Jon Stewart had a fabulous bit on McCain spokeswoman Nancy Pfotenhauer's hunt for Real America, and Sarah Palin's framing of pro-America parts of this country, of Michele Bachmann's call to find out who's pro-America. Jon has a helpful formula: "Right now you may be asking yourself, 'Am I one of these un-Americans I've been hearing so much about?'"

Daily Show also had a hilarious segment on what it's like to be the Mayor of Wasilla.

Oh and Resident Congressional Nutjob Michele Bachmann said today on Politico that she never called all liberals anti-American, and that she often "reaches across the aisle"... to brand some with a Scarlet "A-A" for Anti-American no doubt.
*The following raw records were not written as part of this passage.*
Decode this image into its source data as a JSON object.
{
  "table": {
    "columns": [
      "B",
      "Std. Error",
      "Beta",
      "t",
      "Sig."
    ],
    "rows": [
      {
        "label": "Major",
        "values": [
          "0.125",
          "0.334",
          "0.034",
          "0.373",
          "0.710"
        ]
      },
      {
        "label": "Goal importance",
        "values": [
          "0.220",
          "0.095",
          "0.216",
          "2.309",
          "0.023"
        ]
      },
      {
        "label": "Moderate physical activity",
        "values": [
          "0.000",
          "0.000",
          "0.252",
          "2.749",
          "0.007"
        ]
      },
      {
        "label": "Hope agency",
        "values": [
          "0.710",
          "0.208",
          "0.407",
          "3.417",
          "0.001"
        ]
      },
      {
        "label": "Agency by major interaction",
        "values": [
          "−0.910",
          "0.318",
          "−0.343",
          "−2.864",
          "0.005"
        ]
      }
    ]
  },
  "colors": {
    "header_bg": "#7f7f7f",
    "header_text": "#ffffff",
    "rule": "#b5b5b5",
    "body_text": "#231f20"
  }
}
Once again, I have to marvel -- what did we ever do before YouTube? I feel like there's twice as much energy around this election as any other I've seen in my life, and I believe it's due in great part, to the advances in Net technology. Now you can watch speeches, gaffes, examine photos in ways we never could before, and more people are participating because of it.
Arianna Huffington points out the enormous role that the new media has played in this election. "The Internet has enabled the public to get to know candidates in a much fuller and more intimate way than in the old days (i.e. four years ago), when voters got to know them largely through 30-second campaign ads and quick sound bites chosen by TV news producers. Compare that to the way over 6 million viewers (on YouTube alone) were able to watch the entirety of Obama's 37-minute speech on race -- or the thousands of other videos posted by the campaign and its supporters. Back in the Dark Ages of 2004, when YouTube (and HuffPost, for that matter) didn't exist, a campaign could tell a brazen lie, and the media might call them on it. But if they kept repeating the lie again and again and again, the media would eventually let it go (see the Swiftboating of John Kerry). Traditional media like moving on to the next shiny thing. But bloggers love revisiting a story. So when Palin kept repeating her bridge to nowhere lie, bloggers kept calling her on it. Andrew Sullivan, for one, has made a cottage industry of calling Palin on her lies. And eventually, the truth filtered up and cost McCain credibility with his true base: journalists.